Les études sur la dynamique saisonnière des lipides restent encore, à ce jour, faibles. Cependant il semble que, comme pour les glucides, l’automne constitue la phase de reconstitution des réserves. Une concentration maximale est observée en hiver, suivie d’une concentration minimale au printemps induite par l’hydrolyse des lipides pour la croissance des nouveaux organes lors de la phase hétérotrophe de l’arbre (Höll and Priebe 1985; Bory and Clair-Maczulajtys 1988). La Figure 1.10 permet de résumer la dynamique saisonnière des réserves carbonées (et azotées) chez les espèces de feuillus décidus.

Figure 1.10. Schéma représentatif des dynamiques saisonnières des composés carbonés (ligne pleine) et azotés

(ligne interrompue) au cours d’une année chez les espèces décidues, d’après la littérature (Hoch et al. 2003;

Bazot et al. 2013).

1.4.2.4. Facteurs influençant la formation des réserves

De nombreux facteurs biotiques ou abiotiques peuvent contrôler les variations de concentrations en réserves carbonées. Comme précisé plus haut, la température a un impact sur la dynamique des réserves. De plus, la disponibilité des ressources en eau, CO2, lumière, ou nutriments du sol va également influencer le fonctionnement carboné de l’arbre. Particulièrement, lors d’un épisode de sécheresse, une diminution du stockage de

l’amidon est observée, tandis que la concentration en sucres solubles augmente. Cette inversion dans les dynamiques de stockage semble indiquer que l’amidon va être hydrolysé afin d’augmenter le potentiel osmotique des cellules (Chaves 1991). Les arbres dans les régions polluées semblent également présenter des concentrations plus faibles en amidon et en sucres solubles associée à une forte accumulation des métaux lourds observée surtout à la fin de la saison de croissance (Tzvetkova and Kolarov 1996).

L’âge de l’arbre joue également un rôle dans le stockage des réserves carbonées. L’effet de l’âge de l’arbre sur les concentrations en composés de réserve a fait l’objet d’un nombre limité d’études dont les résultats sont souvent contradictoires. Machado et Reich en 2006 ont observé une diminution des réserves carbonées avec la taille de l’arbre dans les feuilles, le tronc et les racines chez trois espèces d’arbre (Abies balsamea (L.) Mill, Acer rubrum L. et Pinus strobus L.), alors que ces concentrations restent stables ou augmentent avec la taille de l’arbre dans les branches, les feuilles et le tronc de Pinus ponderosa (Sala and Hoch 2009).
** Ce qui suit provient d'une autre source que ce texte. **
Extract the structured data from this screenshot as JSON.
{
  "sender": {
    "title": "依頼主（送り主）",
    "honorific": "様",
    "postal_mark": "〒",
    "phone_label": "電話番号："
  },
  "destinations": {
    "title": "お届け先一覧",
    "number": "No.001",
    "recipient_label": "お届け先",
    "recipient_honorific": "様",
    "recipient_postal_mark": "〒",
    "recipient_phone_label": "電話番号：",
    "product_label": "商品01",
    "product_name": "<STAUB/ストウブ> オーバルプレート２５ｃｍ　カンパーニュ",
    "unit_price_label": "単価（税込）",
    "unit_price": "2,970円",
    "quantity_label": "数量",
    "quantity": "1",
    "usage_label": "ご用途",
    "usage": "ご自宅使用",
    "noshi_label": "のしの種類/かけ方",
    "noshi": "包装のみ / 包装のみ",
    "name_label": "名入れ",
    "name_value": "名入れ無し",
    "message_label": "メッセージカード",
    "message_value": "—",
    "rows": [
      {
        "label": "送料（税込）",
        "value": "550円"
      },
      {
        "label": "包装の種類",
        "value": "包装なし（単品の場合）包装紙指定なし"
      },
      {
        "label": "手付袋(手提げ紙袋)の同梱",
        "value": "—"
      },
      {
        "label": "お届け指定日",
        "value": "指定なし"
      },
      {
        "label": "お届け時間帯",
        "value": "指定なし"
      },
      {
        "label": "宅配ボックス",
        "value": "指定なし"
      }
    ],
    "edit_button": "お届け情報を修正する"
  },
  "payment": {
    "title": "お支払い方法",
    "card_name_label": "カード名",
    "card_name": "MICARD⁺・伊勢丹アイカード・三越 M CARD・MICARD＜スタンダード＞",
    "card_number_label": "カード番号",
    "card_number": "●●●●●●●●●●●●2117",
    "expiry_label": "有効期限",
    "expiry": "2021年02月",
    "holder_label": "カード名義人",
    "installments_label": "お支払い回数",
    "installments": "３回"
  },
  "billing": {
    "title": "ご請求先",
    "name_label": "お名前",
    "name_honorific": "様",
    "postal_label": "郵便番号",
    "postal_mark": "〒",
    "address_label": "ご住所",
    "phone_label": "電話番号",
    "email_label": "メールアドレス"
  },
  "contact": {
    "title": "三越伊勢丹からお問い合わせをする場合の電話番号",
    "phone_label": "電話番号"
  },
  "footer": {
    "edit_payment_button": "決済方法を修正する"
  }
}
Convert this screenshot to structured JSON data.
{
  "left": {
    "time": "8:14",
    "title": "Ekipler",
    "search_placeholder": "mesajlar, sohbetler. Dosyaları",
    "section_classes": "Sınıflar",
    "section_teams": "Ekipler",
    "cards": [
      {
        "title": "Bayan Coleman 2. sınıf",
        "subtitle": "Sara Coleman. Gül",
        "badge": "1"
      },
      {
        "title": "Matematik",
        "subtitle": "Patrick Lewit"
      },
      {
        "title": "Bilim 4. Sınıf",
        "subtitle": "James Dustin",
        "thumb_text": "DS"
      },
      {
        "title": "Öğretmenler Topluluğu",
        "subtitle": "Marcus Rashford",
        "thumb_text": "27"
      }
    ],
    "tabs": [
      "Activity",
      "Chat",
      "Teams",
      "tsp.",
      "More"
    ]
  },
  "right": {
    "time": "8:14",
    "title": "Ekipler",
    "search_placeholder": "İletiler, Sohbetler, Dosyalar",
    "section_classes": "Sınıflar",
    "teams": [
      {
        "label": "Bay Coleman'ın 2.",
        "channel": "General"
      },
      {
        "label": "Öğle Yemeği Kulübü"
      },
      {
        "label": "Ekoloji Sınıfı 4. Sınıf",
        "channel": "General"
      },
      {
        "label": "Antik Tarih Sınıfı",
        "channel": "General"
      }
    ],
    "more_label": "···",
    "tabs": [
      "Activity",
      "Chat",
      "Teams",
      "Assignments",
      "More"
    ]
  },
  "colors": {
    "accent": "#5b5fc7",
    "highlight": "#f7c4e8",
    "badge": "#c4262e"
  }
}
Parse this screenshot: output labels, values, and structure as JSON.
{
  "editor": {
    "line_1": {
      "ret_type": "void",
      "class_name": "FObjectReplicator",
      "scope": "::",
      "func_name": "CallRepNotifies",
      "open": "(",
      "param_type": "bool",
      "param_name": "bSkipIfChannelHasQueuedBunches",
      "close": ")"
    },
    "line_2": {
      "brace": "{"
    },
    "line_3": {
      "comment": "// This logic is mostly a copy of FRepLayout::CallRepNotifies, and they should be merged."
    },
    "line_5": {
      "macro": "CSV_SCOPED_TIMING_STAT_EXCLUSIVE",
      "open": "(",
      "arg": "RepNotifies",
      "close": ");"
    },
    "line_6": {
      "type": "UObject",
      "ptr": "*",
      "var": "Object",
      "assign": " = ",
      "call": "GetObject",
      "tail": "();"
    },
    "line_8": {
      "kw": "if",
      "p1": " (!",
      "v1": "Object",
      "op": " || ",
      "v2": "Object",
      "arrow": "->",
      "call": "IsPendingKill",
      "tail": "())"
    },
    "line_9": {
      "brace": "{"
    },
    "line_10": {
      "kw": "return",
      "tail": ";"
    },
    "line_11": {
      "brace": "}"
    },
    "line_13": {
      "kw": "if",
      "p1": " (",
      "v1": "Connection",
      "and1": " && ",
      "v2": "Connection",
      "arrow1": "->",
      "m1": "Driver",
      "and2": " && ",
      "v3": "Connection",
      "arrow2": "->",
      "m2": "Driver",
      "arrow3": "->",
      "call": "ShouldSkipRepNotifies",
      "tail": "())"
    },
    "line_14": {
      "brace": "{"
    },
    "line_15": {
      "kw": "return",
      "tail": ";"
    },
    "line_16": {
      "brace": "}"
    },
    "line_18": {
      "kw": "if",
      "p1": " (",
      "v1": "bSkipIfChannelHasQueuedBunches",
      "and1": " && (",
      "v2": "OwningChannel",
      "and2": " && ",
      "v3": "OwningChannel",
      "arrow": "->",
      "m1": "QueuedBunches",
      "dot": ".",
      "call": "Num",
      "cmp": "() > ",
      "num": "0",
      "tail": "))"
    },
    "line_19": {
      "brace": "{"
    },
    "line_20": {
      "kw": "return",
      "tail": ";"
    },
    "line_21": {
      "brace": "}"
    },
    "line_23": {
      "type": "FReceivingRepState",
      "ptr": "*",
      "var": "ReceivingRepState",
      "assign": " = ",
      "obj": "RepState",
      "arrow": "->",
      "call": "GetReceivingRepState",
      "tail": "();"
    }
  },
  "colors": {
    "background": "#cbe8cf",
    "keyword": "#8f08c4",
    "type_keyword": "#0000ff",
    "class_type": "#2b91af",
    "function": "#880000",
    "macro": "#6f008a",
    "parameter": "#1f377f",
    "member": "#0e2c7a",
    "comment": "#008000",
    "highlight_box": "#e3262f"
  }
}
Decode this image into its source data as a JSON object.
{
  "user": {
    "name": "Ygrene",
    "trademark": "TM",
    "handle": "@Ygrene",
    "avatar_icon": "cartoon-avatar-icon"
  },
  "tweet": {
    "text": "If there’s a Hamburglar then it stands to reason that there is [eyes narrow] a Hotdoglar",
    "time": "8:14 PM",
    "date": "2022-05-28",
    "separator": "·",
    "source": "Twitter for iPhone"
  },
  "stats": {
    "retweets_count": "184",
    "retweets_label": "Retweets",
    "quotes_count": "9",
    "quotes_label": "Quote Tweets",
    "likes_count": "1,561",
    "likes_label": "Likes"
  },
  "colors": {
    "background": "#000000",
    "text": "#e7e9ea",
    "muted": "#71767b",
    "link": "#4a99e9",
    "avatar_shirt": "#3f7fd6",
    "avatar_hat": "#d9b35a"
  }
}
Genet et al. (2010) montrent que l’effet de l’âge sur les concentrations en NSC serait largement dépendant de l’organe considéré. Ils ont pu ainsi mettre en évidence deux schémas d’allocation du C distincts selon l’âge chez le hêtre, une espèce à pore diffus comme le tilleul argenté. Aux stades juvéniles, une allocation préférentielle du C à la croissance aura lieu, tandis qu’aux stades matures, l’allocation à

la croissance diminue et celle au stockage pour la reproduction et la respiration augmente.

En résumé, il semble donc que l’étude de la croissance radiale et de la mise en réserve soit pertinente afin de comprendre comment l’environnement urbain, et plus particulièrement les stress hydriques, vont influencer l’allocation du C dans l’arbre.